09.01.2019 11:57 |

Viele Pisten gesperrt

„Sehr große“ Lawinengefahr breitet sich weiter aus

Schnee in rauhen Mengen dominiert auch weiterhin das Wettergeschehen in Österreich: Nach der Steiermark und Niederösterreich gilt nun auch in Oberösterreich und Salzburg die höchste Lawinenwarnstufe. Auch die Skigebiete haben es zunehmend schwer mit den extremen Bedingungen zurecht zu kommen, vielerorts wurde der Betrieb eingestellt. Kontrollierte Sprengungen (siehe Video) sind nur vereinzelt möglich. Zudem ist ein weiteres, das mittlerweile siebente, Todesopfer zu beklagen.

Ab Mittag gilt in Teilen Oberösterreichs Lawinenwarnstufe 5. Bei Stufe fünf können sich Lawinen von selbst lösen, zudem ist mit größeren Lawinen mit höheren Schneemengen und längeren Auslaufkegeln zu rechnen, hieß es beim Lawinenwarndienst. Sprengungen seien allerdings schwierig, weil kein Flugwetter herrsche. Am Krippenstein und am Kasberg etwa wurde auch der Pistenbetrieb eingestellt.

Lawine abgesprengt
In der Steiermark hingegen, wo im Norden bereits seit Dienstag sehr große Gefahr von Lawinenabgängen herrscht, konnte die Lage etwa am Präbichl durch kontrollierte Abgänge etwas entschärft werden (siehe Video). Weitere Sprengungen sollen am Freitag, sobald sich das Wetter gebessert hat, folgen. In exponierte Lagen, wie etwa am Dachstein, sind wegen Wind, Lawinengefahr und hoher Schneemengen die Skigebiete nicht in Betrieb.

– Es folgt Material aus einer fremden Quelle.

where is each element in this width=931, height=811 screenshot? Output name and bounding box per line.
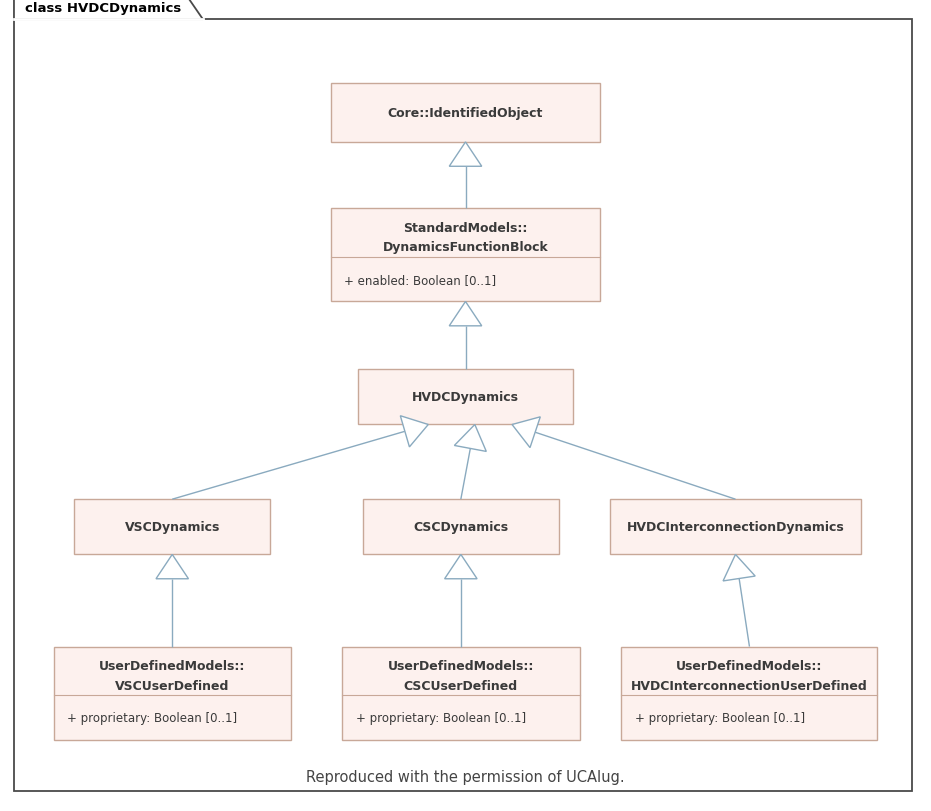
Polygon shape xyxy=(14,0,203,20)
Text: UserDefinedModels::: UserDefinedModels:: xyxy=(99,659,246,672)
Bar xyxy=(622,647,877,740)
Text: class HVDCDynamics: class HVDCDynamics xyxy=(25,2,182,15)
Text: HVDCInterconnectionUserDefined: HVDCInterconnectionUserDefined xyxy=(631,679,868,692)
Polygon shape xyxy=(723,555,755,581)
Text: VSCUserDefined: VSCUserDefined xyxy=(115,679,229,692)
Text: + enabled: Boolean [0..1]: + enabled: Boolean [0..1] xyxy=(344,273,496,286)
Text: Core::IdentifiedObject: Core::IdentifiedObject xyxy=(388,107,543,120)
Text: Reproduced with the permission of UCAIug.: Reproduced with the permission of UCAIug… xyxy=(306,769,625,783)
Text: HVDCDynamics: HVDCDynamics xyxy=(412,391,519,404)
Bar xyxy=(331,208,600,302)
Polygon shape xyxy=(512,418,540,448)
Text: + proprietary: Boolean [0..1]: + proprietary: Boolean [0..1] xyxy=(356,711,526,724)
Bar xyxy=(331,84,600,143)
Polygon shape xyxy=(450,143,481,167)
Text: + proprietary: Boolean [0..1]: + proprietary: Boolean [0..1] xyxy=(67,711,237,724)
Polygon shape xyxy=(156,555,188,579)
Text: VSCDynamics: VSCDynamics xyxy=(125,521,220,534)
Bar xyxy=(610,500,861,555)
Bar xyxy=(343,647,579,740)
Text: + proprietary: Boolean [0..1]: + proprietary: Boolean [0..1] xyxy=(635,711,805,724)
Polygon shape xyxy=(454,425,486,452)
Polygon shape xyxy=(450,302,481,326)
Text: DynamicsFunctionBlock: DynamicsFunctionBlock xyxy=(383,241,548,254)
Text: UserDefinedModels::: UserDefinedModels:: xyxy=(387,659,534,672)
Bar xyxy=(74,500,270,555)
Bar xyxy=(363,500,559,555)
Text: UserDefinedModels::: UserDefinedModels:: xyxy=(676,659,823,672)
Text: CSCUserDefined: CSCUserDefined xyxy=(404,679,518,692)
Text: StandardModels::: StandardModels:: xyxy=(403,221,528,234)
Polygon shape xyxy=(400,416,428,448)
Polygon shape xyxy=(445,555,477,579)
Text: HVDCInterconnectionDynamics: HVDCInterconnectionDynamics xyxy=(627,521,844,534)
Bar xyxy=(358,370,573,425)
Bar xyxy=(53,647,290,740)
Text: CSCDynamics: CSCDynamics xyxy=(413,521,508,534)
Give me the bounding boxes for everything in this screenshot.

Ein Herz für Tiere bewiesen die Mitarbeiter der ÖBB im tief winterlichen Nationalpark Gesäuse: Sie retteten am Dienstag eine Gams, die in den Schneemassen eingeschlossen war.

Video: Gams gerettet

Suche nach Vermissten nicht möglich
In Hohenberg im niederösterreichischen Bezirk Lilienfeld konnte die Suche nach zwei seit Samstag vermissten Tourengehern auch am Mittwoch nicht fortgesetzt werden. „Am Vormittag wurde ein Erkundungstrupp ins Gelände geschickt, um die weiteren Möglichkeiten auszuloten“, sagte Michael Hochgerner von der Alpinpolizei. Bei den Vermissten handelt es sich nach Angaben der Alpinpolizei um im Gelände versierte Wintersportler im Alter von 54 und 58 Jahren.

Das Skigebiet Lackenhof am Ötscher wurde am Mittwoch geschlossen. Extremer Schneefall und die sehr große Lawinengefahr - es gilt die höchste Warnstufe - verhinderten einen Betrieb. Es sei nicht mehr möglich, die Pisten mit den Geräten zu präparieren, hieß es. Bis auf Weiteres gesperrt bleibt zudem das nahegelegene Hochkar, das am Montag evakuiert wurde. Die Region wurde zum Katastrophengebiet erklärt.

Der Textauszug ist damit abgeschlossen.